Und das Ziel wollte und wollte nicht näher rücken. Bäume, anklammernde Gebirgspflanzen, Steine und leichtes auf und ab. Ich fing an zu kämpfen. Und irgendwann, viel später als gedacht, kamen die paar Häuschen von Boréon in Sicht. Und ich freute mich. Es ging noch ein ganzes Stück nach unten, aber dann war ich endlich da. Boréon hat auch einen See und ich dachte: wie hübsch. Aber Pustekuchen, es hatte hier große Abgänge an den Bergen und Überschwemmungen gegeben und so war da eher große Baustelle.

 

erste Sicht auf Boréon

 

Baustelle

 

Um die Ecke dann die Gite d’Etappe de Boréon. Sie wirkte recht neu, wurde von 3 Leuten betrieben, war recht gut besucht und hatte Mehrbettzimmer. Und eine Dusche! Ganz schön mit warmem Wasser! Ich war auch vollkommen verschwitzt, da war das doch ein großer Genuss. Ich hatte immer Abendessen gebucht und das ist auf allen Hütten in Frankreich immer richtig groß: Vortisch (hier Salat, danach immer Suppe), Hauptgericht (hier Lasagne), Käse mit Brot und Nachtisch (hier Crème Brulèe). Ich saß mit 1 x 4 und 1 x 3 Personen zusammen am Tisch und niemand sprach englisch. Mir schien, auch die anderen Gäste nicht.

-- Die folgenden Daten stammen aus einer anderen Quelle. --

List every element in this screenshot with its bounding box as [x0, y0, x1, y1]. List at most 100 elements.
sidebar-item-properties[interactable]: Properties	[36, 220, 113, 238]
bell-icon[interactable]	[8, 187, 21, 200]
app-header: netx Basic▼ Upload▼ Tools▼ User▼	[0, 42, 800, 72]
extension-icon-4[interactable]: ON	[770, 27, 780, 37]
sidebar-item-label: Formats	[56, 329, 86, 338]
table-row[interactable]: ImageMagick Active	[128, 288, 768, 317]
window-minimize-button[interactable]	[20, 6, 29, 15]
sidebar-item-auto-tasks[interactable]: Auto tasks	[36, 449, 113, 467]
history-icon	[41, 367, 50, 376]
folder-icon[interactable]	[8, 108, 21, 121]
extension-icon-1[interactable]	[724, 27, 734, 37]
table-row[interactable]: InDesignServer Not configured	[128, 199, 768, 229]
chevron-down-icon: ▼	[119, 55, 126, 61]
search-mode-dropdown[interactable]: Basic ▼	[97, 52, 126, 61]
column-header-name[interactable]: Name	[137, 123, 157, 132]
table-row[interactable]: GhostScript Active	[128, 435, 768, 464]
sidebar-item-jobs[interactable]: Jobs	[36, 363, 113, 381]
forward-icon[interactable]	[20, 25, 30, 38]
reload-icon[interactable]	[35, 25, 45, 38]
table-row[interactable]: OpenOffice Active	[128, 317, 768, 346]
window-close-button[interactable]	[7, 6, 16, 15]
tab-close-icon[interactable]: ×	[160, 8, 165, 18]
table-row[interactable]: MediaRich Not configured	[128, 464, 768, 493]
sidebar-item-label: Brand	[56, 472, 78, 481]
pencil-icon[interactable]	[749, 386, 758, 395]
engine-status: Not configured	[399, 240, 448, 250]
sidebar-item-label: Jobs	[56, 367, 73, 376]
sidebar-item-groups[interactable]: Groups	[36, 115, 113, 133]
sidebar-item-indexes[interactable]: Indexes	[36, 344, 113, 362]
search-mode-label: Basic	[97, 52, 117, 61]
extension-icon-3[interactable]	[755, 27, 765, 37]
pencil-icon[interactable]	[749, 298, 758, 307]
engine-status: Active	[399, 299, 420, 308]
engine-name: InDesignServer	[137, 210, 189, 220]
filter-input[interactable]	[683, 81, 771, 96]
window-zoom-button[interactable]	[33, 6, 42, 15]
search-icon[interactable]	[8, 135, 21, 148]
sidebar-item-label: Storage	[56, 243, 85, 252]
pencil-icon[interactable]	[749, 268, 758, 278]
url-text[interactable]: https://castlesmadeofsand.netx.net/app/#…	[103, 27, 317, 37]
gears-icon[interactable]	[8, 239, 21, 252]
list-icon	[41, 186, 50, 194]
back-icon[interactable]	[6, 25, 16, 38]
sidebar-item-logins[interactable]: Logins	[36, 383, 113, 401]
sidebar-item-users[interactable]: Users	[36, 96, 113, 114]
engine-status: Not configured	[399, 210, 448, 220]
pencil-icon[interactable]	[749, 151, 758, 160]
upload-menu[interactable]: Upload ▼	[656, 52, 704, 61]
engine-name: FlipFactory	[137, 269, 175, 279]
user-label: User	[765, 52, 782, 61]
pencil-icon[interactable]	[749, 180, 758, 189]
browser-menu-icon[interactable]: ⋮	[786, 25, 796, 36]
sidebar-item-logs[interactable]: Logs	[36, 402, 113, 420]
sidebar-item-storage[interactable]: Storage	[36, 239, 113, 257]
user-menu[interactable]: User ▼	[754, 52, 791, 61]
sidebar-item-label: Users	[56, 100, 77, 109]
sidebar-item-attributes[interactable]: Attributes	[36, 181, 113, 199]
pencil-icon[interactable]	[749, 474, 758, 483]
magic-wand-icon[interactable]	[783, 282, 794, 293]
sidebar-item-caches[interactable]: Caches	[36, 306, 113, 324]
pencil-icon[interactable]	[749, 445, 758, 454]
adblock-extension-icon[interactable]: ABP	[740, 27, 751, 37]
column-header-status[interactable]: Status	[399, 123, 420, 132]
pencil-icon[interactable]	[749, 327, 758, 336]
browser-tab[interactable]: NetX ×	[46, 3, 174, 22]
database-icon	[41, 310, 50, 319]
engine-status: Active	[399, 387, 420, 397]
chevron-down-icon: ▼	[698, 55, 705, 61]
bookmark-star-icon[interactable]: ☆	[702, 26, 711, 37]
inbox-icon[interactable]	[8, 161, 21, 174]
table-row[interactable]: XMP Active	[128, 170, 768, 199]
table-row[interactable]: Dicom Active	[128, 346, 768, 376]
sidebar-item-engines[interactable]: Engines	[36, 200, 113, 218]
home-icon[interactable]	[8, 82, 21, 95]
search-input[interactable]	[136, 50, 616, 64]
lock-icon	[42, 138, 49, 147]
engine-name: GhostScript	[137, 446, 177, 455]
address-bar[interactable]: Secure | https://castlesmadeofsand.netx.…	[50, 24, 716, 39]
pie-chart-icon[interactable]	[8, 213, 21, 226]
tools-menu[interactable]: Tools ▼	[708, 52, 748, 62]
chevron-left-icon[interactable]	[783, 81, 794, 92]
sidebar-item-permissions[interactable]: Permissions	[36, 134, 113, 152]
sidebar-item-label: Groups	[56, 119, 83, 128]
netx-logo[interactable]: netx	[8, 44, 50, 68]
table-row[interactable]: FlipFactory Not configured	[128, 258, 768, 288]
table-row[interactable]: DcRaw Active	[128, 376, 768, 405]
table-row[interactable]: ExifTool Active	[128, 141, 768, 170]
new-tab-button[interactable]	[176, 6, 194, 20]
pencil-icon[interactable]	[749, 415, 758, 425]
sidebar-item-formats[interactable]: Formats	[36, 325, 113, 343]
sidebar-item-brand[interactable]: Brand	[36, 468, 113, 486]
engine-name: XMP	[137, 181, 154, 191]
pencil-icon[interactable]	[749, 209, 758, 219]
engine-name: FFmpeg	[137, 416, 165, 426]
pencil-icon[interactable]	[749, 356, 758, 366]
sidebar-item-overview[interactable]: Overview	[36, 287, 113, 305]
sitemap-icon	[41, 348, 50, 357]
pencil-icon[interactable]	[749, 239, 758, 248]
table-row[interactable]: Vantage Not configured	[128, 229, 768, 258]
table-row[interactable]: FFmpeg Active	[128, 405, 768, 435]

Und so fühlte ich mich ein wenig einsam (war auch sonst niemand allein unterwegs). Mein Französisch reicht für sie rudimentäre Verständigung, aber nicht zur Konversation. Erst recht mit mehreren Menschen.

 

Gite d’Etappe de Boréon

 

Trotzdem war ich recht zufrieden und schlummerte gespannt dem nächsten Tag entgegen. Würde ich einsam bleiben?